Die Senatsverwaltung hat dem Zuwendungsempfänger mit der institutionellen Förderung im Haushaltsjahr 1999 u. a. 60 000 DM für die Prüfung der Verwendungsnachweise 1997 bis 1999 durch ein Wirtschaftsprüfungsunternehmen bewilligt. Zwar kann eine vom Zuwendungsempfänger unabhängige Prüfungseinrichtung (z. B. Wirtschaftsprüfungsgesellschaft) die zweckentsprechende Verwendung gewährter Zuwendungsmittel prüfen und bestätigen (Nr. 11.5 AV § 44 LHO). Voraussetzung für eine beschränkte Prüfung der Verwendungsnachweise und der Belege durch den Zuwendungsgeber ist aber, dass die Prüfung durch die unabhängige Prüfungseinrichtung im Wesentlichen nach denselben Kriterien durchgeführt wird wie die Prüfung durch die Bewilligungsbehörde und dieses Verfahren nachgewiesenermaßen wirtschaftlicher ist (vgl. § 7 LHO). Hierbei ist der auch bei einer externen Prüfung weiterhin oder zusätzlich anfallende Arbeitsaufwand der Verwaltung für Vergabe und Überwachung des Prüfauftrags sowie für die Erfolgskontrolle zu berücksichtigen. Der Rechnungshof hat gegenüber der Senatsverwaltung beanstandet, dass diese Voraussetzung im vorliegenden Fall nicht erfüllt ist, zumal deren eigene Prüfstelle die Verwendungsnachweise für 1995 bis 1997 selbst geprüft hat. Die Senatsverwaltung hat nach Aufforderung des Rechnungshofs den Bewilligungsbescheid für das Haushaltsjahr 1999 teilweise widerrufen und die Mittel von 60 000 DM nicht an den Zuwendungsempfänger gezahlt.

419Zusammengefasst beanstandet der Rechnungshof, dass die für Umweltschutz zuständige Senatsverwaltung bei der Gewährung von Zuwendungen durch schwerwiegende Mängel und Versäumnisse zum Teil in auffälliger Weise finanzielle Nachteile in Millionenhöhe verursacht hat.
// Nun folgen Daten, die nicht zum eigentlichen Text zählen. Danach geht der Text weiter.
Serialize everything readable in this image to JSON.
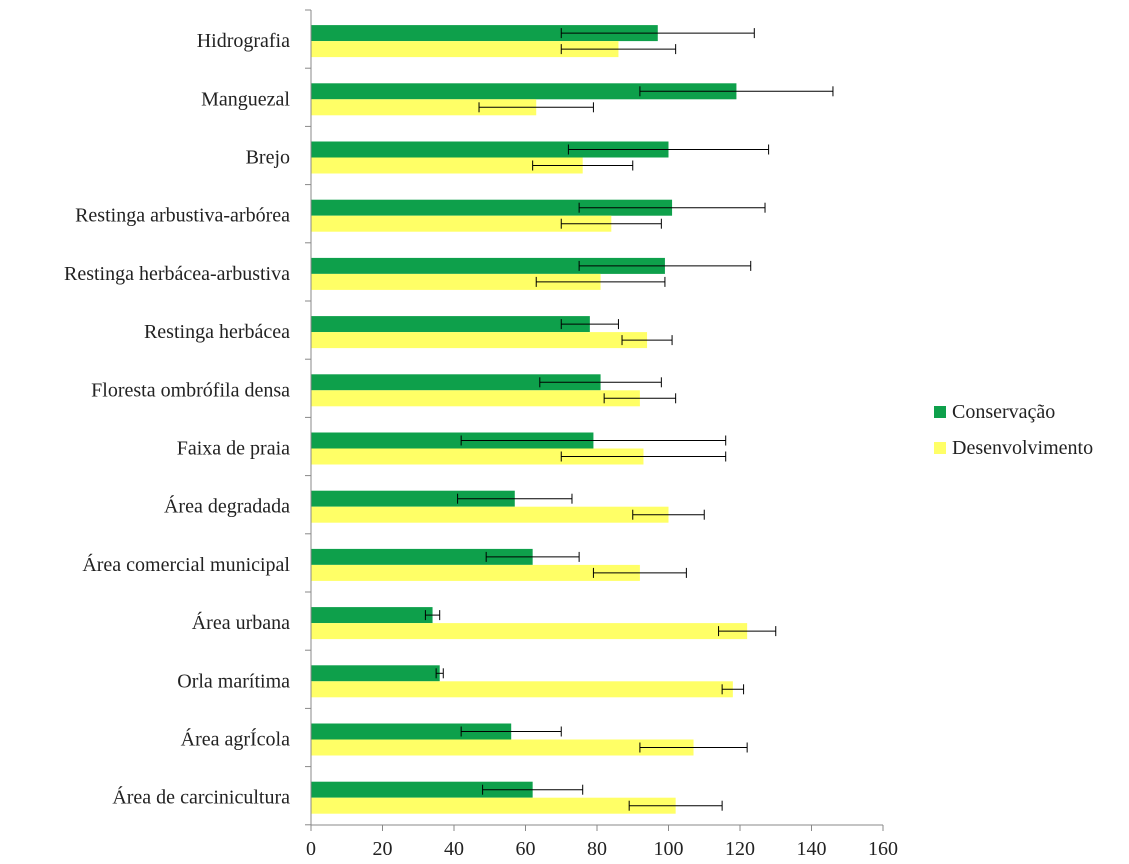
{
  "chart_data": {
    "type": "bar",
    "orientation": "horizontal",
    "categories": [
      "Hidrografia",
      "Manguezal",
      "Brejo",
      "Restinga arbustiva-arbórea",
      "Restinga herbácea-arbustiva",
      "Restinga herbácea",
      "Floresta ombrófila densa",
      "Faixa de praia",
      "Área degradada",
      "Área comercial municipal",
      "Área urbana",
      "Orla marítima",
      "Área agrÍcola",
      "Área de carcinicultura"
    ],
    "series": [
      {
        "name": "Conservação",
        "color": "#0ea04b",
        "values": [
          97,
          119,
          100,
          101,
          99,
          78,
          81,
          79,
          57,
          62,
          34,
          36,
          56,
          62
        ],
        "errors": [
          27,
          27,
          28,
          26,
          24,
          8,
          17,
          37,
          16,
          13,
          2,
          1,
          14,
          14
        ]
      },
      {
        "name": "Desenvolvimento",
        "color": "#ffff66",
        "values": [
          86,
          63,
          76,
          84,
          81,
          94,
          92,
          93,
          100,
          92,
          122,
          118,
          107,
          102
        ],
        "errors": [
          16,
          16,
          14,
          14,
          18,
          7,
          10,
          23,
          10,
          13,
          8,
          3,
          15,
          13
        ]
      }
    ],
    "xlim": [
      0,
      160
    ],
    "xticks": [
      0,
      20,
      40,
      60,
      80,
      100,
      120,
      140,
      160
    ],
    "title": "",
    "xlabel": "",
    "ylabel": "",
    "grid": false,
    "legend_position": "right"
  }
}
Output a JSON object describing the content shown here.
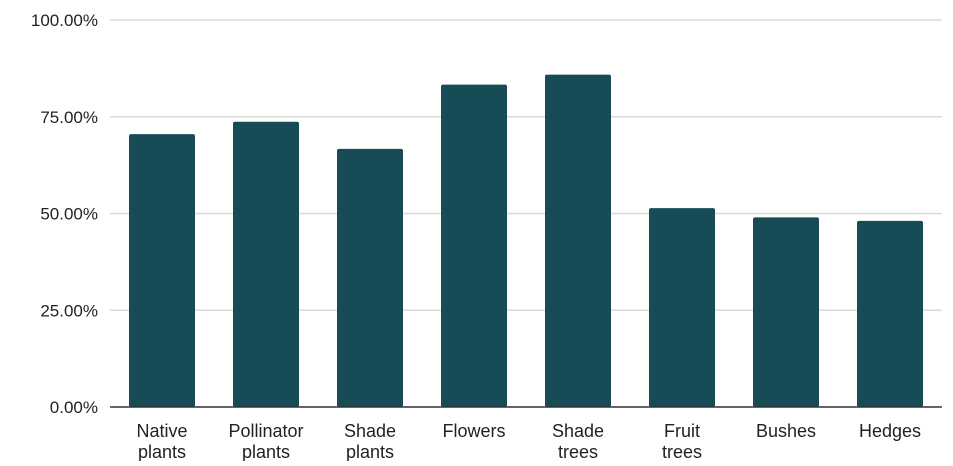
{
  "chart_data": {
    "type": "bar",
    "title": "",
    "xlabel": "",
    "ylabel": "",
    "categories": [
      [
        "Native",
        "plants"
      ],
      [
        "Pollinator",
        "plants"
      ],
      [
        "Shade",
        "plants"
      ],
      [
        "Flowers"
      ],
      [
        "Shade",
        "trees"
      ],
      [
        "Fruit",
        "trees"
      ],
      [
        "Bushes"
      ],
      [
        "Hedges"
      ]
    ],
    "values": [
      70.5,
      73.7,
      66.7,
      83.3,
      85.9,
      51.4,
      49.0,
      48.1
    ],
    "ylim": [
      0,
      100
    ],
    "y_ticks": [
      {
        "value": 0,
        "label": "0.00%"
      },
      {
        "value": 25,
        "label": "25.00%"
      },
      {
        "value": 50,
        "label": "50.00%"
      },
      {
        "value": 75,
        "label": "75.00%"
      },
      {
        "value": 100,
        "label": "100.00%"
      }
    ],
    "grid": true,
    "legend": "none",
    "colors": {
      "bar": "#174C57",
      "grid": "#D9D9D9",
      "axis": "#333333"
    }
  }
}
Die Senatsverwaltung für Stadtentwicklung hat inzwischen ihre Mitarbeiter und die ihr nachgeordneten Sonderbehörden mit Schreiben vom 16. Februar 2000 angewiesen, „die einschlägigen Vorschriften des Zuwendungsrechts stringent einzuhalten und bei Verstößen haftungsrechtliche Prüfungen vorzunehmen".

Der Rechnungshof begrüßt diesen ersten Schritt. Er erwartet, dass sie die Beachtung der Zuwendungsvorschriften im Interesse einer wirtschaftlichen Mittelverwendung auch tatsächlich überwacht und im Übrigen auch aufgrund der Beanstandungen des Rechnungshofs haftungsrechtliche Maßnahmen prüft.

g) Nicht ausgeschöpfte Einnahmemöglichkeiten bei der Erhebung von Erschließungsbeiträgen durch die Bezirksämter

Die bezirklichen Tiefbauämter können für eine Vielzahl von Erschließungsanlagen Erschließungsbeiträge in Millionenhöhe nicht berechnen und erheben, weil tatsächliche und rechtliche Voraussetzungen nicht erfüllt sind. Damit Berlin diese Einnahmen rechtzeitig und vollständig erheben kann, müssen die Bezirksämter möglichst kurzfristig bestehende Hemmnisse bei der Erhebung von Erschließungsbeiträgen gezielt beseitigen und dazu zunächst ihre Erschließungsanlagen systematisch erfassen und sich unter Beachtung von Verjährungsfristen einen umfassenden Überblick über deren beitragsrechtlichen Status verschaffen.

420Öffentliche Straßen, Wege und Plätze, Fuß- und Wohnwege, Sammelstraßen, Parkflächen und Grünanlagen sowie Anlagen zum Schutz von Baugebieten gegen schädliche Umwelteinwirkungen, wie z. B. Lärmschutzanlagen, sind nach § 127 Abs. 2 Baugesetzbuch (BauGB) Erschließungsanlagen, die zunächst aus Haushaltsmitteln finanziert werden. Die Gemeinden erheben zur Deckung ihres anderweitig nicht gedeckten Aufwandes für Erschließungsanlagen nach § 127 Abs. 1 BauGB einen Erschließungsbeitrag.